Mental health nurses need to be confident in providing physical healthcare to their patients, a parliamentary inquiry has been told, with some suggesting Project 2000 was to blame.
The Health and Social Care Committee today held the second evidence session for its inquiry into community mental health services for adults with severe mental health needs.
“It meant there was a generation of nurses who weren’t so confident in looking after physical healthcare”
Lade Smith
Training in physical health skills for mental health nurses was one of the subjects raised during this latest evidence session held by the cross-party group of MPs.
Dr Lade Smith, president of the Royal College of Psychiatrists, cited the impact on current skills of a past set of major higher education reforms for nursing, introduced in the 1990s.
She claimed that the Project 2000 nurse education reform programme had created a “generation of [mental health] nurses not so confident in looking after physical healthcare”.
Seen as a positive turning point in the profession, Project 2000 made nursing a degree-level programme with students able to choose to train as either a mental health, adult or children’s nurse.
Dr Smith noted how, previously, all nurses needed to train as a general nurse first before specialising, for example, in mental health.
“So, psychiatrists, we go to medical school, we become doctors, we train in all the other parts of medicine, then we specialise in psychiatry,” she told the influential committee of MPs.
“And the same was true for nurses – nurses trained as general nurses and then specialised,” she said.
“A decision was [then] made that that didn’t need to happen. So, it meant there was a generation of nurses who weren’t so confident in looking after physical healthcare.
“Psychologists don’t do physical healthcare. Social workers don’t have to do physical healthcare.”
She said it became the case that some mental health nurses did not know how to take a patient’s blood pressure, for example.
However, she said “that’s changing now”, suggesting that there was now greater recognition of the need for mental health staff to be equipped in physical health skills.
Also on the panel alongside Dr Smith was Steve Forsyth, chief nursing officer at Rotherham Doncaster and South Humber NHS Foundation Trust.
Mr Forsyth, whose brother has bipolar disorder, said he was part of the Project 2000 generation – having qualified in the year 2000 as a mental health nurse.
He noted that he did get 18 months of physical health training as part of his mental health course.
“We fatally neglect the physical health of people with significant mental ill health”
Norman Lamb
However, he said he still went back to university to do additional training as an adult nurse “for that very reason”, referring to Dr Smith’s point about mental health nurses lacking general health training.
Meanwhile, Sir Norman Lamb, chair of South London and Maudsley NHS Foundation Trust and a former health minister, also gave evidence later in the session.
“We fatally neglect the physical health of people with significant mental ill health,” he said. “I totally agree with Lade’s point about the training of our nursing workforce.”
The evidence session had begun by hearing from Eve Mair, who was diagnosed with bipolar disorder at the age of 19 and now works at Biploar UK as a senior public policy officer.
Ms Mair told the committee that “the physical implications of mental illness are huge”, citing issues such as the weight gain associated with anti-psychotic medication.
Eve Mair
Despite this, she said people with severe mental illness faced a “lottery” in terms of access to physical health checks and support.
“I think in primary care… it’s luck of the draw,” she told the MPs.
“It’s a lottery as to whether you are going to get somebody who is persistent, whether they have the time and the resources to dedicate to blood tests that are routine, to checking in on making sure that your physical health is as good as it can be in terms of the experiences of other people.”
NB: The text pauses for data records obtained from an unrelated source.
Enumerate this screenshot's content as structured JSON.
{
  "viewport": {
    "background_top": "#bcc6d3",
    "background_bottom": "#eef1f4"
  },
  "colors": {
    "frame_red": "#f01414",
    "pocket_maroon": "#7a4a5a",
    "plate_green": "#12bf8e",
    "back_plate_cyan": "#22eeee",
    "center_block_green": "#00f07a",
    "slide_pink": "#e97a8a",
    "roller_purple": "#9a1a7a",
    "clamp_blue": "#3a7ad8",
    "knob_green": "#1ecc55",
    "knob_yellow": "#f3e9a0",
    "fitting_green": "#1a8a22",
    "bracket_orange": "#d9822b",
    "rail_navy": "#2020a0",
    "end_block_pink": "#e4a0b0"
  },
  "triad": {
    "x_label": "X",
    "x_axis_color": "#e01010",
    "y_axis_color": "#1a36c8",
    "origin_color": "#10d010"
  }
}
The committee heard how people with conditions like bipolar and schizophrenia died 15 to 20 years earlier than the general population, with cardiovascular and respiratory disease among the most common causes.
Measures had been put in place to try and improve access to physical healthcare for people with mental health issues.
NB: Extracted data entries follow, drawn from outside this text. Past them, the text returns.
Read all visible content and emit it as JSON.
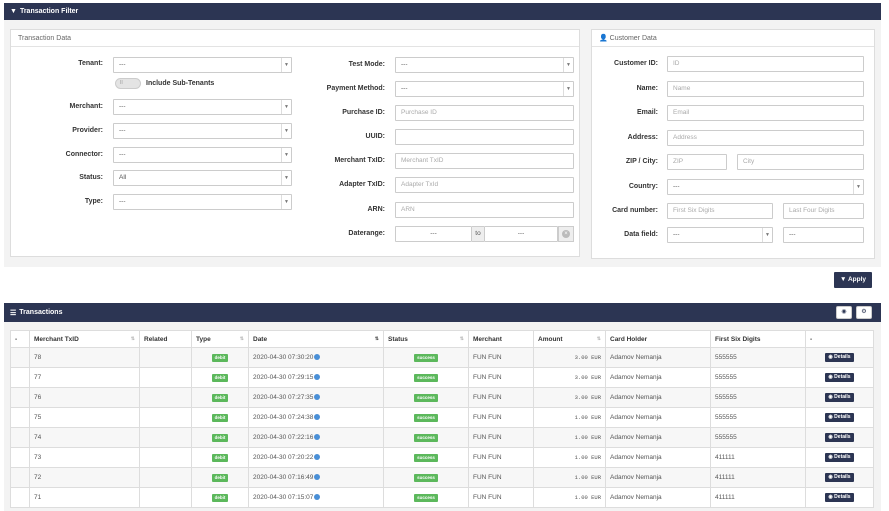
{
  "filter": {
    "title": "Transaction Filter",
    "transaction_data": {
      "title": "Transaction Data",
      "tenant": {
        "label": "Tenant:",
        "value": "---"
      },
      "include_sub_tenants": {
        "label": "Include Sub-Tenants"
      },
      "merchant": {
        "label": "Merchant:",
        "value": "---"
      },
      "provider": {
        "label": "Provider:",
        "value": "---"
      },
      "connector": {
        "label": "Connector:",
        "value": "---"
      },
      "status": {
        "label": "Status:",
        "value": "All"
      },
      "type": {
        "label": "Type:",
        "value": "---"
      },
      "test_mode": {
        "label": "Test Mode:",
        "value": "---"
      },
      "payment_method": {
        "label": "Payment Method:",
        "value": "---"
      },
      "purchase_id": {
        "label": "Purchase ID:",
        "placeholder": "Purchase ID"
      },
      "uuid": {
        "label": "UUID:",
        "value": ""
      },
      "merchant_txid": {
        "label": "Merchant TxID:",
        "placeholder": "Merchant TxID"
      },
      "adapter_txid": {
        "label": "Adapter TxID:",
        "placeholder": "Adapter TxId"
      },
      "arn": {
        "label": "ARN:",
        "placeholder": "ARN"
      },
      "daterange": {
        "label": "Daterange:",
        "from": "---",
        "to_label": "to",
        "to": "---"
      }
    },
    "customer_data": {
      "title": "Customer Data",
      "customer_id": {
        "label": "Customer ID:",
        "placeholder": "ID"
      },
      "name": {
        "label": "Name:",
        "placeholder": "Name"
      },
      "email": {
        "label": "Email:",
        "placeholder": "Email"
      },
      "address": {
        "label": "Address:",
        "placeholder": "Address"
      },
      "zip_city": {
        "label": "ZIP / City:",
        "zip_placeholder": "ZIP",
        "city_placeholder": "City"
      },
      "country": {
        "label": "Country:",
        "value": "---"
      },
      "card_number": {
        "label": "Card number:",
        "first_placeholder": "First Six Digits",
        "last_placeholder": "Last Four Digits"
      },
      "data_field": {
        "label": "Data field:",
        "value": "---",
        "second_value": "---"
      }
    },
    "apply_label": "Apply"
  },
  "transactions": {
    "title": "Transactions",
    "columns": [
      "-",
      "Merchant TxID",
      "Related",
      "Type",
      "Date",
      "Status",
      "Merchant",
      "Amount",
      "Card Holder",
      "First Six Digits",
      "-"
    ],
    "rows": [
      {
        "txid": "78",
        "related": "",
        "type": "debit",
        "date": "2020-04-30 07:30:20",
        "status": "success",
        "merchant": "FUN FUN",
        "amount": "3.00 EUR",
        "holder": "Adamov Nemanja",
        "first_six": "555555",
        "action": "Details"
      },
      {
        "txid": "77",
        "related": "",
        "type": "debit",
        "date": "2020-04-30 07:29:15",
        "status": "success",
        "merchant": "FUN FUN",
        "amount": "3.00 EUR",
        "holder": "Adamov Nemanja",
        "first_six": "555555",
        "action": "Details"
      },
      {
        "txid": "76",
        "related": "",
        "type": "debit",
        "date": "2020-04-30 07:27:35",
        "status": "success",
        "merchant": "FUN FUN",
        "amount": "3.00 EUR",
        "holder": "Adamov Nemanja",
        "first_six": "555555",
        "action": "Details"
      },
      {
        "txid": "75",
        "related": "",
        "type": "debit",
        "date": "2020-04-30 07:24:38",
        "status": "success",
        "merchant": "FUN FUN",
        "amount": "1.00 EUR",
        "holder": "Adamov Nemanja",
        "first_six": "555555",
        "action": "Details"
      },
      {
        "txid": "74",
        "related": "",
        "type": "debit",
        "date": "2020-04-30 07:22:16",
        "status": "success",
        "merchant": "FUN FUN",
        "amount": "1.00 EUR",
        "holder": "Adamov Nemanja",
        "first_six": "555555",
        "action": "Details"
      },
      {
        "txid": "73",
        "related": "",
        "type": "debit",
        "date": "2020-04-30 07:20:22",
        "status": "success",
        "merchant": "FUN FUN",
        "amount": "1.00 EUR",
        "holder": "Adamov Nemanja",
        "first_six": "411111",
        "action": "Details"
      },
      {
        "txid": "72",
        "related": "",
        "type": "debit",
        "date": "2020-04-30 07:16:49",
        "status": "success",
        "merchant": "FUN FUN",
        "amount": "1.00 EUR",
        "holder": "Adamov Nemanja",
        "first_six": "411111",
        "action": "Details"
      },
      {
        "txid": "71",
        "related": "",
        "type": "debit",
        "date": "2020-04-30 07:15:07",
        "status": "success",
        "merchant": "FUN FUN",
        "amount": "1.00 EUR",
        "holder": "Adamov Nemanja",
        "first_six": "411111",
        "action": "Details"
      }
    ]
  },
  "icons": {
    "filter": "filter-icon",
    "user": "user-icon",
    "list": "list-icon",
    "eye": "eye-icon",
    "cogs": "cogs-icon",
    "globe": "globe-icon",
    "sort": "sort-icon"
  },
  "colors": {
    "navbar": "#2c3553",
    "success": "#5cb85c",
    "globe": "#4a8fd6"
  }
}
For example, the primary care payment system – the quality and outcomes framework (QOF) – rewards practices that deliver annual physical health checks for people with serious mental health conditions.
However, variation in access to these health checks across the country persists, the committee was told.
Also giving evidence was Dr Emma Tiffin, a GP and national advisor to NHS England on matters related to community and primary care and adult mental health.
Dr Tiffin said GPs and other physicians sometimes got “slated for not thinking about mental health” but that it was also the case that mental health practitioners “don’t always think [about] physical health”.
“It’s really important that it’s both ways, and there’s that whole cultural approach to physical health,” said Dr Tiffin, who is also associate director of mental health and learning disabilities at Cambridgeshire and Peterborough Integrated Care Board.
Positively, she said she was starting to see a “cultural change” in mental health settings, in which nurses and other professionals were improving their approach to physical health and doing more around blood pressure checks and weight management, for example.
Chief nurse Mr Forsyth noted that his trust had made a commitment that, by 2026, 95% of patients with a severe mental illness would receive an annual physical health check – above the QOF target of 75%.